When Privacy Meets Recovery: The Overlooked Half of Surrogate-Driven Privacy Preservation for MLLM Editing
Siyuan Xu, Yibing Liu, Peilin Chen, Yung-Hui Li, Shiqi Wang, Sam Kwong
TL;DR
This work tackles the overlooked problem of recovering surrogate-driven edits in privacy-preserving MLLM workflows. It introduces SPPE, a comprehensive dataset for evaluating edit fidelity under surrogate-based privacy, and SOER, a DiT-based multimodal framework that reconstructs MLLM-edited outputs on original content while preserving privacy.
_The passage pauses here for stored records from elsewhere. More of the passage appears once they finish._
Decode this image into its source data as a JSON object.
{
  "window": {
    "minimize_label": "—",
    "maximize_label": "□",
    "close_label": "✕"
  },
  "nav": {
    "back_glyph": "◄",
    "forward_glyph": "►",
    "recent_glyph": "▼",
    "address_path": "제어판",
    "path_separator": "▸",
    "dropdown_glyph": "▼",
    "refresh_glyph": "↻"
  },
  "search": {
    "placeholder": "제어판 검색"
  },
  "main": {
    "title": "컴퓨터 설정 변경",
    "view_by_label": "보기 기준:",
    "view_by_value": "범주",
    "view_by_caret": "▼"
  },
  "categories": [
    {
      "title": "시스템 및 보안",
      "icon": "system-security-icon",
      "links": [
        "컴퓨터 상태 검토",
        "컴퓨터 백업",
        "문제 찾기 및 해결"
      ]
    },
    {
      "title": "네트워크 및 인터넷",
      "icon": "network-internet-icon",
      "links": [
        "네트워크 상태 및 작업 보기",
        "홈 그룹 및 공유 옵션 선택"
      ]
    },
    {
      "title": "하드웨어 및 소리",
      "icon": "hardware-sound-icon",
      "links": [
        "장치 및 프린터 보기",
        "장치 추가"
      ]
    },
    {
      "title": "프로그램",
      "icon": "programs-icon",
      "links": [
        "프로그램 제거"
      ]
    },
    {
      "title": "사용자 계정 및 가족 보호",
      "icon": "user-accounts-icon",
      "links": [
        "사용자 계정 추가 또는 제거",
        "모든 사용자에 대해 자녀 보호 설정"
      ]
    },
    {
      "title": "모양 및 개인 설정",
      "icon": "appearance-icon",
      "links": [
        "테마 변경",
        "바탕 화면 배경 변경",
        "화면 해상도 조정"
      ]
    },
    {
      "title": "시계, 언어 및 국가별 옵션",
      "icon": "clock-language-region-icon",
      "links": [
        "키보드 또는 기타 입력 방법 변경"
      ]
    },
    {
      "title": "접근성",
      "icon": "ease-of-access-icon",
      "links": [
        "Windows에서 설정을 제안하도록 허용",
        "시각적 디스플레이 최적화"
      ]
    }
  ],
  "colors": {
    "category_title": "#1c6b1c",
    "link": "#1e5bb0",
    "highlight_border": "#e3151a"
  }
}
The approach integrates semantic, visual, and spatial guidance with region-weighted losses, achieving superior edit fidelity and privacy preservation on SPPE and InstructPix2Pix. The results demonstrate robust generalization across diverse content and editing tasks, offering a practical path for privacy-aware MLLM applications.
Abstract
Privacy leakage in Multimodal Large Language Models (MLLMs) has long been an intractable problem. Existing studies, though effectively obscure private information in MLLMs, often overlook the evaluation of the authenticity and recovery quality of user privacy. To this end, this work uniquely focuses on the critical challenge of how to restore surrogate-driven protected data in diverse MLLM scenarios. We first bridge this research gap by contributing the SPPE (Surrogate Privacy Protected Editable) dataset, which includes a wide range of privacy categories and user instructions to simulate real MLLM applications. This dataset offers protected surrogates alongside their various MLLM-edited versions, thus enabling the direct assessment of privacy recovery quality. By formulating privacy recovery as a guided generation task conditioned on complementary multimodal signals, we further introduce a unified approach that reliably reconstructs private content while preserving the fidelity of MLLM-generated edits. The experiments on both SPPE and InstructPix2Pix further show that our approach generalizes well across diverse visual content and editing tasks, achieving a strong balance between privacy protection and MLLM usability.